日本語を母国語とする国に住んでいる我々だが、朝起きて窓をあけ
「さあ今日も日本語を使うぞ!」
と決意しながら始まる一日は、外国からの留学生でもなければ、ふつうないだろう。
そこをあえて「使う」ということにこだわってみることはできないか、というのが、この小文のもくろみである。
さあ使うぞ、日本語を。
先ほど閉店間際のスーパーに行ってきたのだが、そのような心がまえで買いものにのぞむと、いろいろ新鮮であることを発見した。
「どのレジで日本語を使ってやろうか・・・」などと考えながらレジの人を横目で見つつ、とりあえず売り場に向かう。深夜であり男性のレジ係もいるのだが「品定め」的な軽い興奮をともなう行為となった。

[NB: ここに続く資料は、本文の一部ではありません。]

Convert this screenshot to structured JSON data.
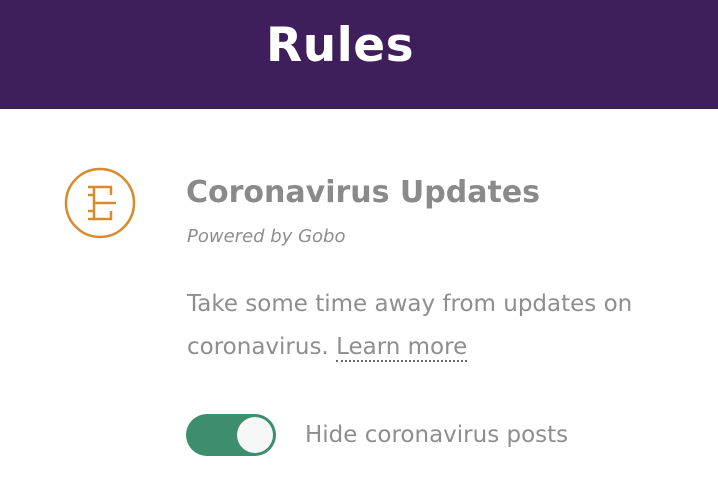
{
  "header": {
    "title": "Rules",
    "background_color": "#3f1e5c"
  },
  "rule": {
    "icon": "gobo-rule-icon",
    "icon_color": "#d98a2b",
    "title": "Coronavirus Updates",
    "subtitle": "Powered by Gobo",
    "description": "Take some time away from updates on coronavirus.",
    "learn_more_label": "Learn more"
  },
  "toggle": {
    "label": "Hide coronavirus posts",
    "checked": true,
    "on_color": "#3c8e6c"
  }
}
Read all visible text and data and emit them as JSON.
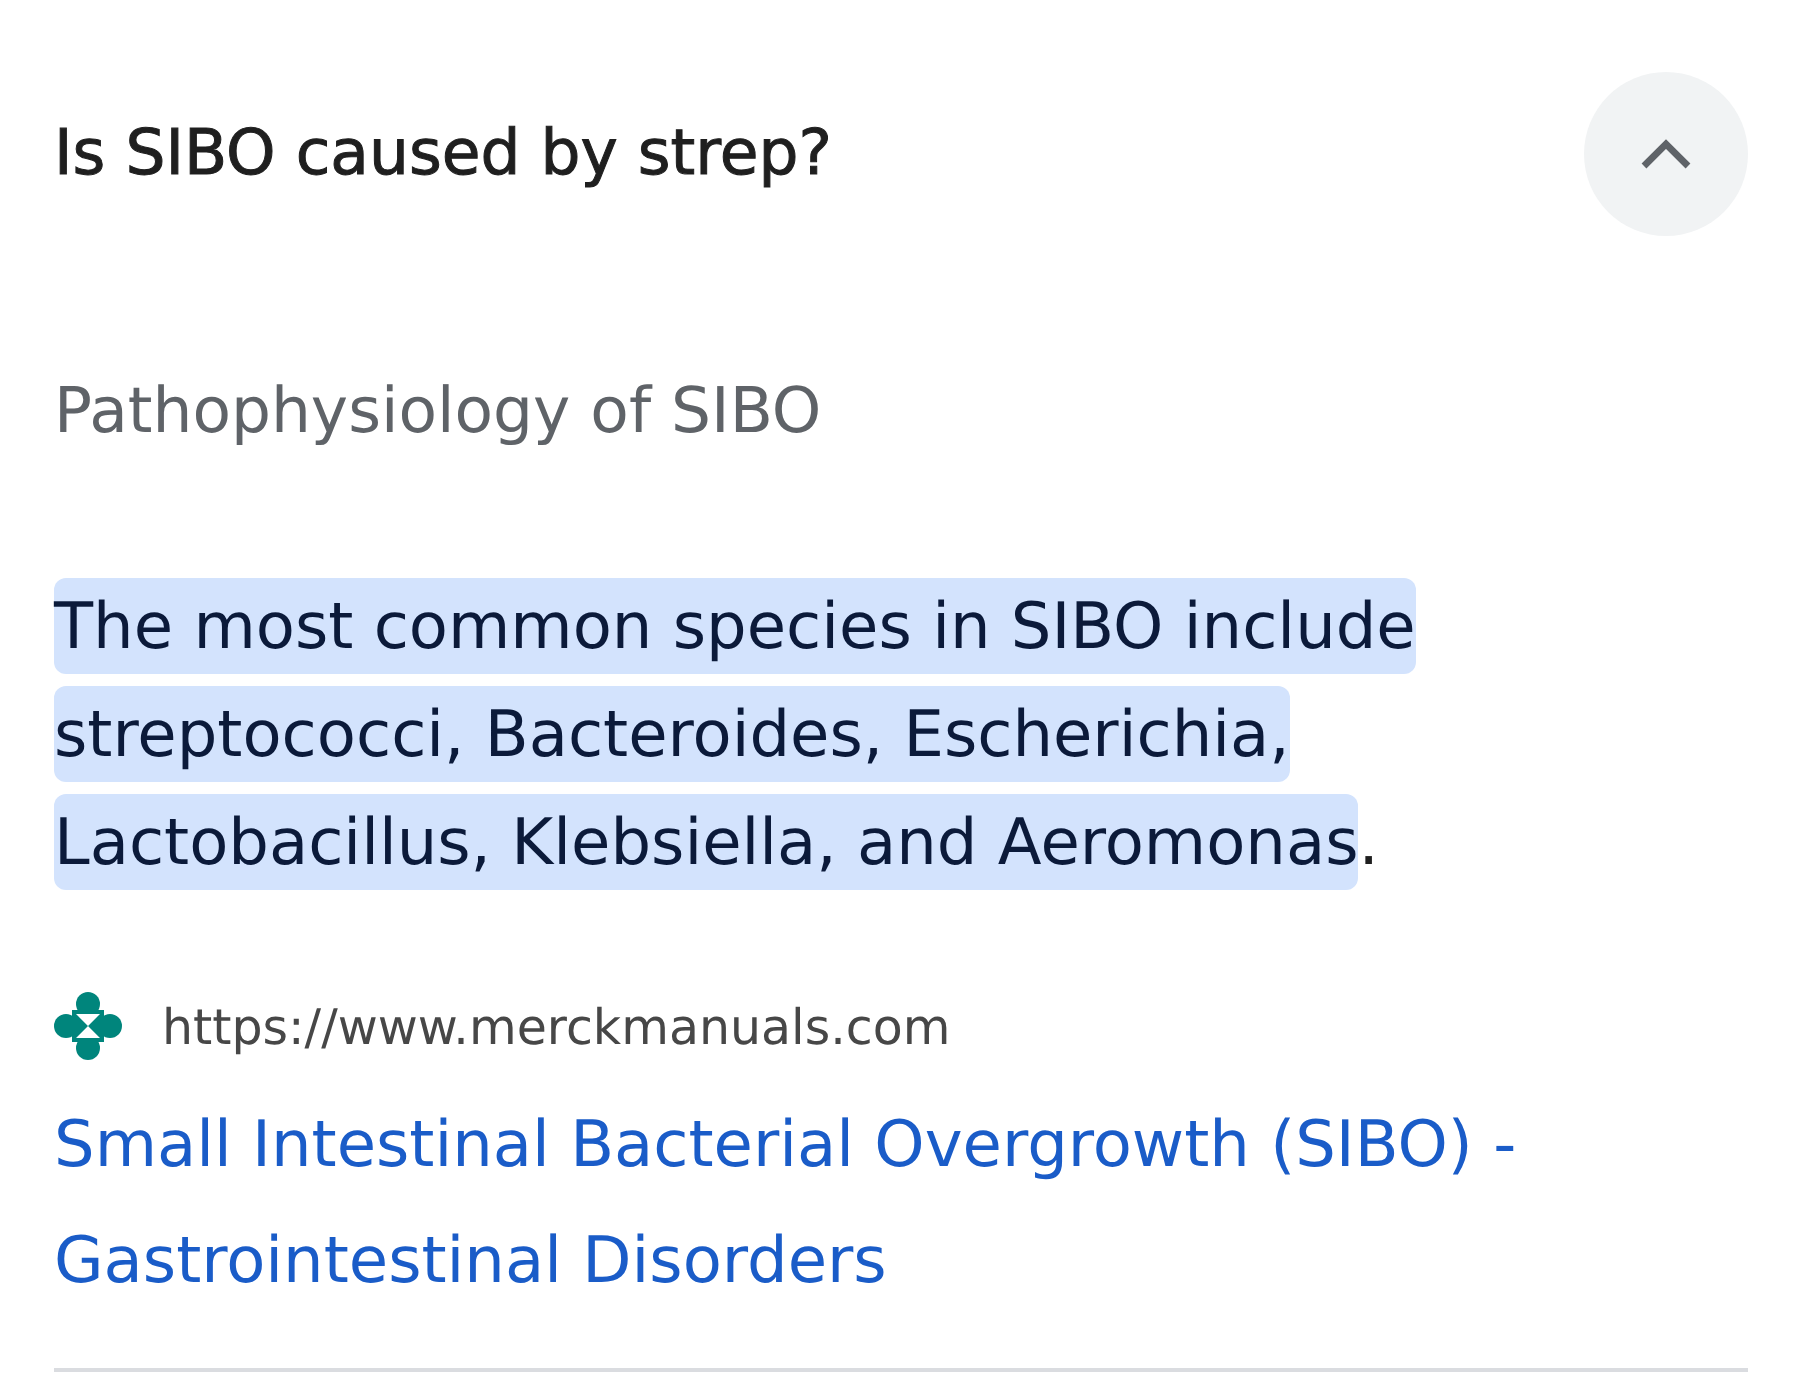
{
  "question": {
    "text": "Is SIBO caused by strep?",
    "expanded": true
  },
  "answer": {
    "heading": "Pathophysiology of SIBO",
    "snippet": [
      {
        "text": " The most common species in SIBO include streptococci, Bacteroides, Escherichia, Lactobacillus, Klebsiella, and Aeromonas",
        "highlighted": true
      },
      {
        "text": ".",
        "highlighted": false
      }
    ]
  },
  "source": {
    "url": "https://www.merckmanuals.com",
    "title": "Small Intestinal Bacterial Overgrowth (SIBO) - Gastrointestinal Disorders"
  }
}
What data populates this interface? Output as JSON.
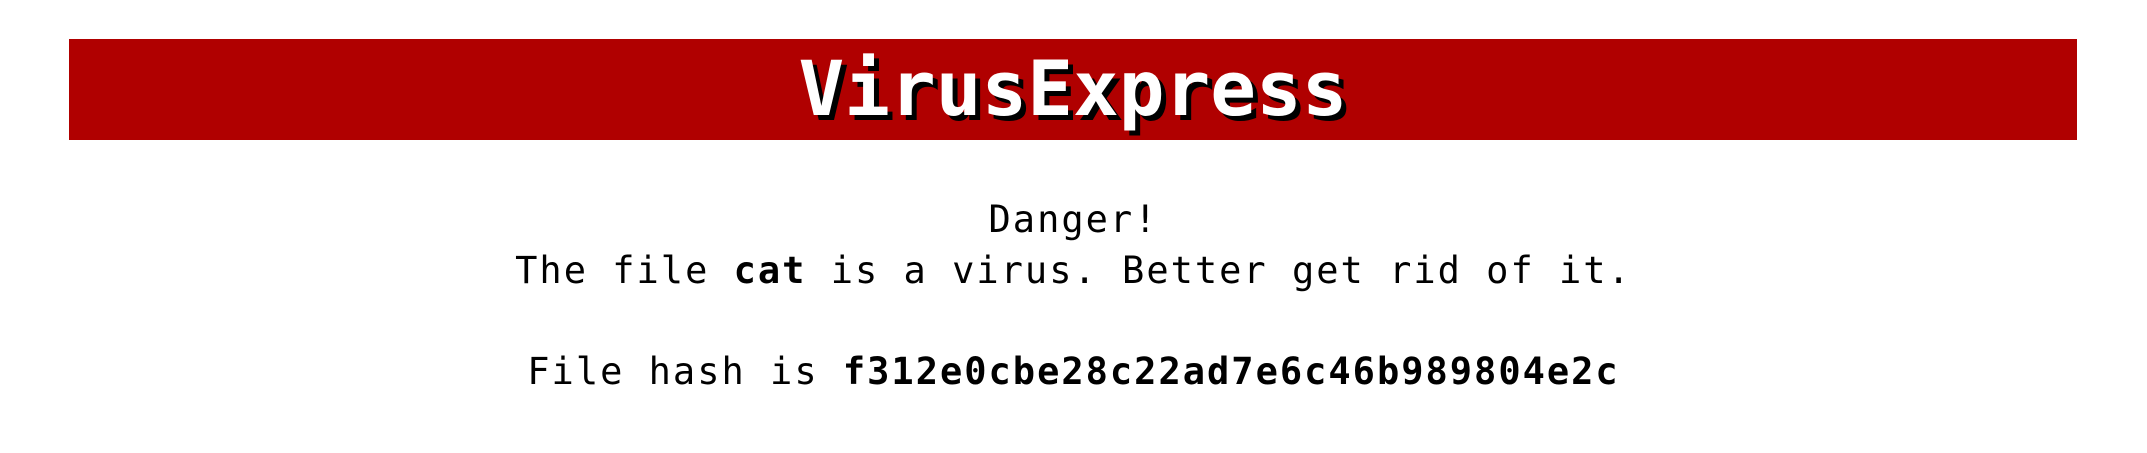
{
  "header": {
    "title": "VirusExpress"
  },
  "alert": {
    "heading": "Danger!",
    "message_prefix": "The file ",
    "file_name": "cat",
    "message_suffix": " is a virus. Better get rid of it."
  },
  "hash": {
    "label": "File hash is ",
    "value": "f312e0cbe28c22ad7e6c46b989804e2c"
  },
  "colors": {
    "banner": "#b00000",
    "title_text": "#ffffff",
    "title_shadow": "#000000"
  }
}
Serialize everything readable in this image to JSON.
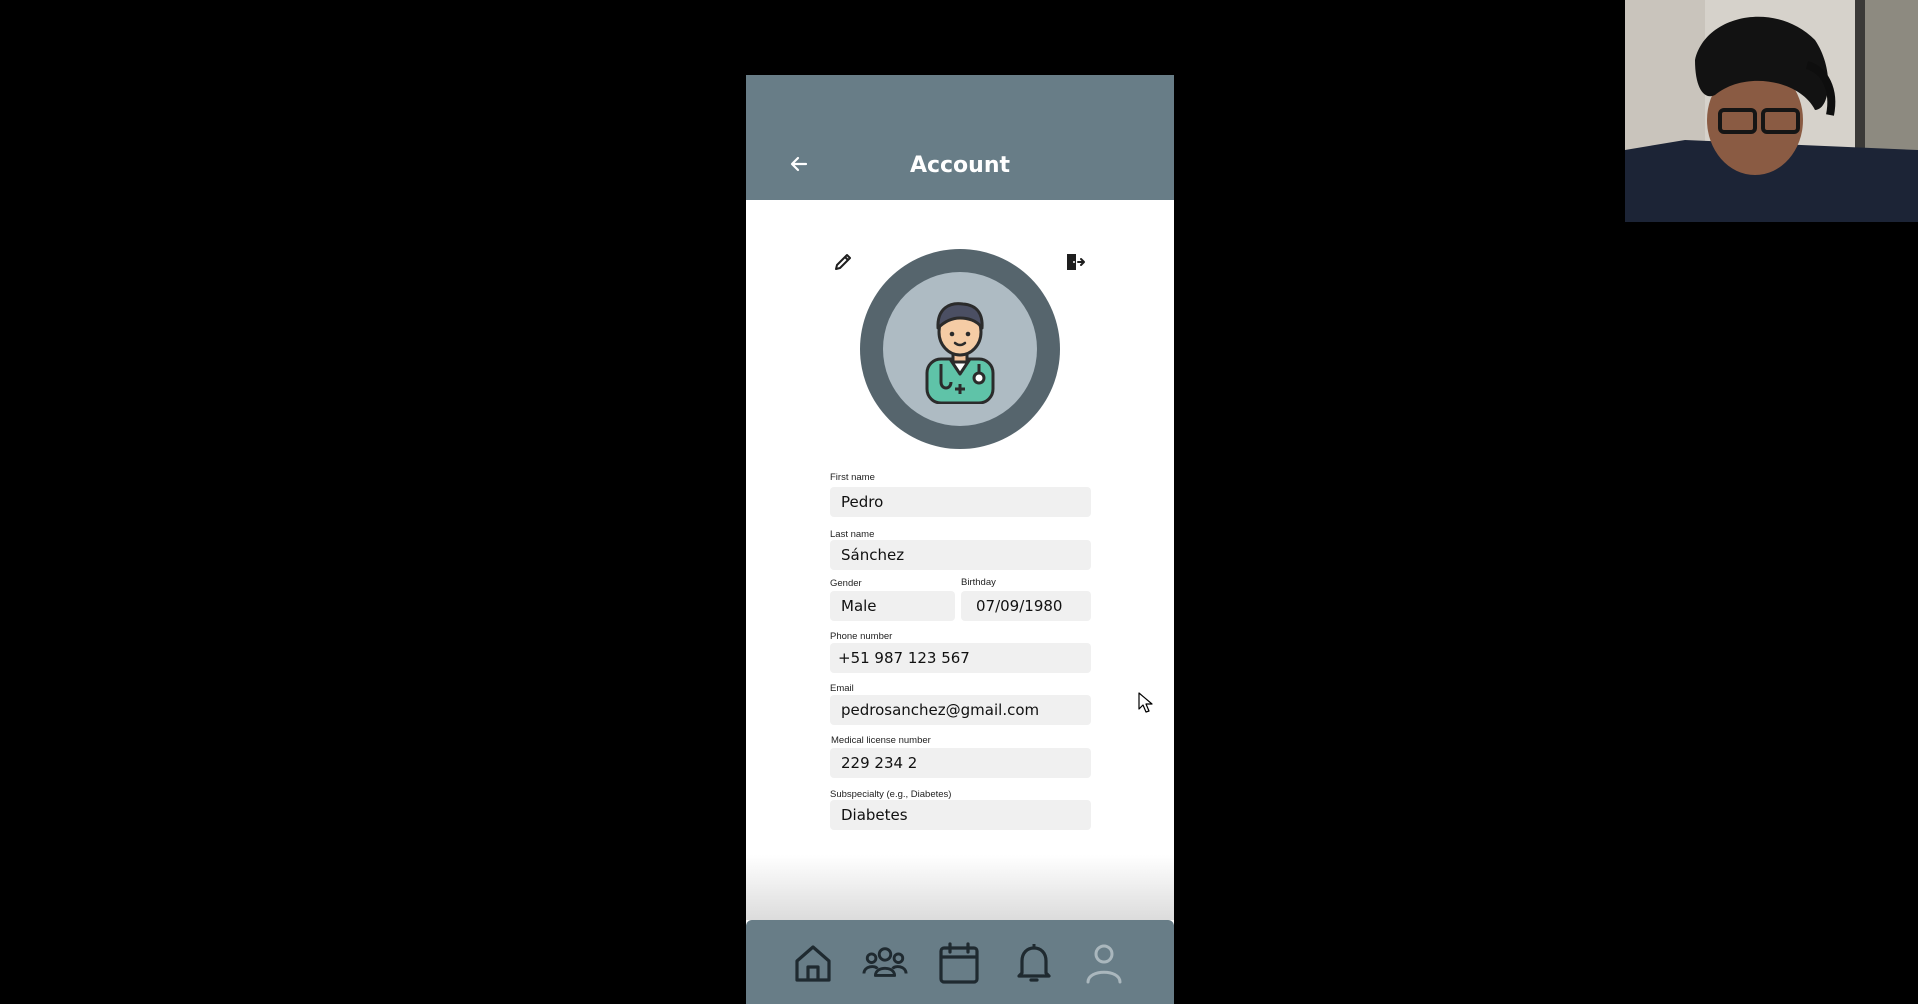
{
  "header": {
    "title": "Account"
  },
  "icons": {
    "back": "arrow-left-icon",
    "edit": "pencil-icon",
    "logout": "door-exit-icon",
    "avatar": "doctor-avatar-icon"
  },
  "form": {
    "first_name": {
      "label": "First name",
      "value": "Pedro"
    },
    "last_name": {
      "label": "Last name",
      "value": "Sánchez"
    },
    "gender": {
      "label": "Gender",
      "value": "Male"
    },
    "birthday": {
      "label": "Birthday",
      "value": "07/09/1980"
    },
    "phone": {
      "label": "Phone number",
      "value": "+51 987 123 567"
    },
    "email": {
      "label": "Email",
      "value": "pedrosanchez@gmail.com"
    },
    "license": {
      "label": "Medical license number",
      "value": "229 234 2"
    },
    "subspecialty": {
      "label": "Subspecialty (e.g., Diabetes)",
      "value": "Diabetes"
    }
  },
  "bottom_nav": [
    "home-icon",
    "patients-icon",
    "calendar-icon",
    "bell-icon",
    "profile-icon"
  ],
  "colors": {
    "appbar": "#687d87",
    "avatar_ring": "#56656d",
    "avatar_fill": "#aebbc3",
    "field_bg": "#f0f0f0",
    "nav_icon": "#1f2a30"
  }
}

そして、日本語を使うのは人間に対してだけではないのである。
品物にも使えるのだ。
もちろん声に出すのははばかられるので、心の中でであるが、品物どころか形のないものにさえ使えるのが、日本語の奥深さだ。いや、たぶん他の国の言葉もそうでしょうけど。
小手調べとしてキュウリに使ってみることにした。明日の朝、パンのおかずにできないかと思い、目にとまったのである。
「・・・緑色ですね」
野菜に敬語。
さすがに初めてのことで緊張しているらしく、バカバカしさを感じながらもちょっと固くなっている。キュウリは何も答えてはくれなかったが、とりあえず買うことにした。